The Socratic Method cannot in and of itself resolve this conflict. However, Socrates used an approach—by answering questions to stimulate critical thought and ensure that all consequences of an outcome were considered—that we should embrace. Are the data from ACCORD and other studies overwhelmingly in favor of a categoric BP target of 140 mm Hg (vs 135 mm Hg or 133 mm Hg or even 130 mm Hg)? And what are the possible unintended consequences of applying a global standard (whatever the target) in the setting of an imperfect and complex dataset? In my original discussion, I discuss the same datasets considered by Dr Bakris. Those data support that modest, but incremental, benefits are observed when mean BP values approach 130 mm Hg as was seen in ACCORD (with achieved systolic BP in the standard group of 133 mm Hg) and in Action in Diabetes and Vascular Disease: Preterax and Diamicron-MR Controlled Evaluation (ADVANCE) where BP averaged 135 mm Hg in the more intensive treatment arm.2,4 With these data in mind, one can readily accept the argument that mean values <140/90 mm Hg are adequate for protection from a majority of cardiovascular (CV) events. Yet, in both studies, patients treated to lower targets (119 mm Hg in ACCORD and 135 mm Hg in ADVANCE) had lower rates of macroalbuminuria. In ACCORD (as noted by Dr Bakris) lower systolic BP was also associated with a significant reduction in the risk of stroke. To accept a higher target is to discard the potential importance of these clinical events and the protection afforded by lower BPs.
Furthermore, to accept the arguments of Dr Bakris, one would also require even better predictive methods for specific complication—somehow knowing in advance who, among the millions of adults affected by diabetes, would be at highest risk for stroke and progression of renal disease, as these are the only groups for whom the lower target may be most beneficial. While this is admittedly purist and is supported by the data from ACCORD, the African American Study of Kidney Disease (AASK)5 and other studies showed, in an evidence-based fashion, that a significant fraction of patients in the minority would be exposed to undue risk.

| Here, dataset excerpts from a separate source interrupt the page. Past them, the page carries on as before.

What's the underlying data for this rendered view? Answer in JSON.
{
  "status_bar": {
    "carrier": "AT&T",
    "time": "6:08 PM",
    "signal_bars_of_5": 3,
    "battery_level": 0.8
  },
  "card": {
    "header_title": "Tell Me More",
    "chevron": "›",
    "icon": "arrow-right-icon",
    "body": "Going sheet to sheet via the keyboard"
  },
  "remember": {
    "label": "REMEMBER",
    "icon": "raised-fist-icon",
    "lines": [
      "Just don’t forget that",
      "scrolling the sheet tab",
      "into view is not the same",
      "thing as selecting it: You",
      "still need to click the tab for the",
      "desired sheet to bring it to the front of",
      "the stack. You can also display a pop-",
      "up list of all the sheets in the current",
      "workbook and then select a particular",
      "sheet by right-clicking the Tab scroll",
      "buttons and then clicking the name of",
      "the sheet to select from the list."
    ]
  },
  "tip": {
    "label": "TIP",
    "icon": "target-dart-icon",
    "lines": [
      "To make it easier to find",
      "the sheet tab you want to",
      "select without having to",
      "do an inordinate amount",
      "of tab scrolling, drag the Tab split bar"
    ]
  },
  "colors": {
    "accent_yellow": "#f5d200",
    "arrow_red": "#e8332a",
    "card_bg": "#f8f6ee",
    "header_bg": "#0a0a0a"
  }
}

Noting that substantial time, effort, and resources are required by both clinician and patient to achieve BP values well below 130 mm Hg (as in the ACCORD intensive cohort), most studies (including ACCORD in the standard treatment group) support that reasonable BP control to values well below 140 mm Hg can be safely achieved with simple two-drug therapy and standardized treatment milestones (eg, any BP >140 mm Hg).2 As such, what undue risk is avoided with 140 mm Hg as a minimally acceptable standard (which the data do generally support) or must we consider that to achieve values in the mid to low 130-mm Hg range (arguably not <130 mm Hg) a lower target is reasonable to protect even more individuals and can be safely and readily achieved?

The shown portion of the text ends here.